El banco de negocios afirma que pocos sectores han sufrido dos acontecimientos
de tal repercusión en apenas tres meses como le ocurrió a la industria energética
con el 11 de septiembre y la bancarrota de Enron.
A pesar de que la economía estadounidense estaba ralentizándose antes de los atentados,
fueron precisamente los ataques los que dieron un empujón final a la recesión.
Como resultado, la calidad del crédito para las 'utilities' y los sectores energéticos
liberalizados permanecerá bajo presión durante este año y probablemente el siguiente
por los efectos conjuntos de la crisis de California, el caso Enron y el 11 de
septiembre.
Esto ha conllevado una menor liquidez y flexibilidad financiera, un aumento del
riesgo de negocio debido al incremento de inversiones fuera del mercado regulado,
dificultades regulatorias y fusiones y adquisiciones.
S & P reconoce también que se ha exacerbado la preocupación por la seguridad de
los activos energéticos, especialmente de las plantas nucleares, que "se han visto
obligadas a convivir con la amenaza de un ataque".
El impacto del 11-S se extiende, al igual que en la mayoría de sectores, a los
seguros, que han incrementado sus costes desde la fecha de los atentados terroristas.

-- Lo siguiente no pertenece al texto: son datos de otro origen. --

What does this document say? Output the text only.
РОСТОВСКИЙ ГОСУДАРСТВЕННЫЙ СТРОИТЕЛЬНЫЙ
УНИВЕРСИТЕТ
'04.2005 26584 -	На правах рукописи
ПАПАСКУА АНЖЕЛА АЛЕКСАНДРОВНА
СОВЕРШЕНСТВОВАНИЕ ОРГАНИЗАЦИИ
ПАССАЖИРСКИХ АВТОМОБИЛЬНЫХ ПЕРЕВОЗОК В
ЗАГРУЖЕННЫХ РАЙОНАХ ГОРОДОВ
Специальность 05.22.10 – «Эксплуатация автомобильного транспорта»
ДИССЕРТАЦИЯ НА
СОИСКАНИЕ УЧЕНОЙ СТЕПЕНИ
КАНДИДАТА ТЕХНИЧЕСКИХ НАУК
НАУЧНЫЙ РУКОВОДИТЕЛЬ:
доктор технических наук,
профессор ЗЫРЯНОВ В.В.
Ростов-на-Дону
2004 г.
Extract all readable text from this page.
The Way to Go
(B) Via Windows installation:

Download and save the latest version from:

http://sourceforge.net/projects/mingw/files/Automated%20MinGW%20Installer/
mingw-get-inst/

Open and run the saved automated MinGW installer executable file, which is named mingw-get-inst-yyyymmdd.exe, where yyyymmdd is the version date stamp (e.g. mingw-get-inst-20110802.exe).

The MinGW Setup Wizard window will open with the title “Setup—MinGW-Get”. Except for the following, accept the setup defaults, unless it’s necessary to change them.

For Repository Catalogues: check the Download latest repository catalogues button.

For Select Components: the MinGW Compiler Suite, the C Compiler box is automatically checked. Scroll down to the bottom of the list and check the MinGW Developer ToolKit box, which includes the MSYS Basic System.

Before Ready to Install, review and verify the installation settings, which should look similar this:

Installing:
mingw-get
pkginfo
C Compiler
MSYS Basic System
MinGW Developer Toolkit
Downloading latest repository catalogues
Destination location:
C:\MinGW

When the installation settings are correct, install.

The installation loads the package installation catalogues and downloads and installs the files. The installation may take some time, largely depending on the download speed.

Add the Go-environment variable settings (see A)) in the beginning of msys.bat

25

VOLATILIDAD DE PETROLEO Y GAS.
En cuanto a la industria petrolera y gasista, la firma de análisis afirma que
el precio del gas natural experimentó una tendencia a la baja antes de los ataques
que se moderó tras el 11 de septiembre, cuando el riesgo de problemas de suministro
de crudo y gas disparó su coste.
No obstante, la rápida reacción de la OPEP ratificándose en su intención de mantener
una horquilla de precios de entre 22 y 28 dólares por barril de crudo calmó los
ánimos del mercado, aunque permaneció alerta ante eventuales ataques terroristas
que pudieran afectar a la producción internacional.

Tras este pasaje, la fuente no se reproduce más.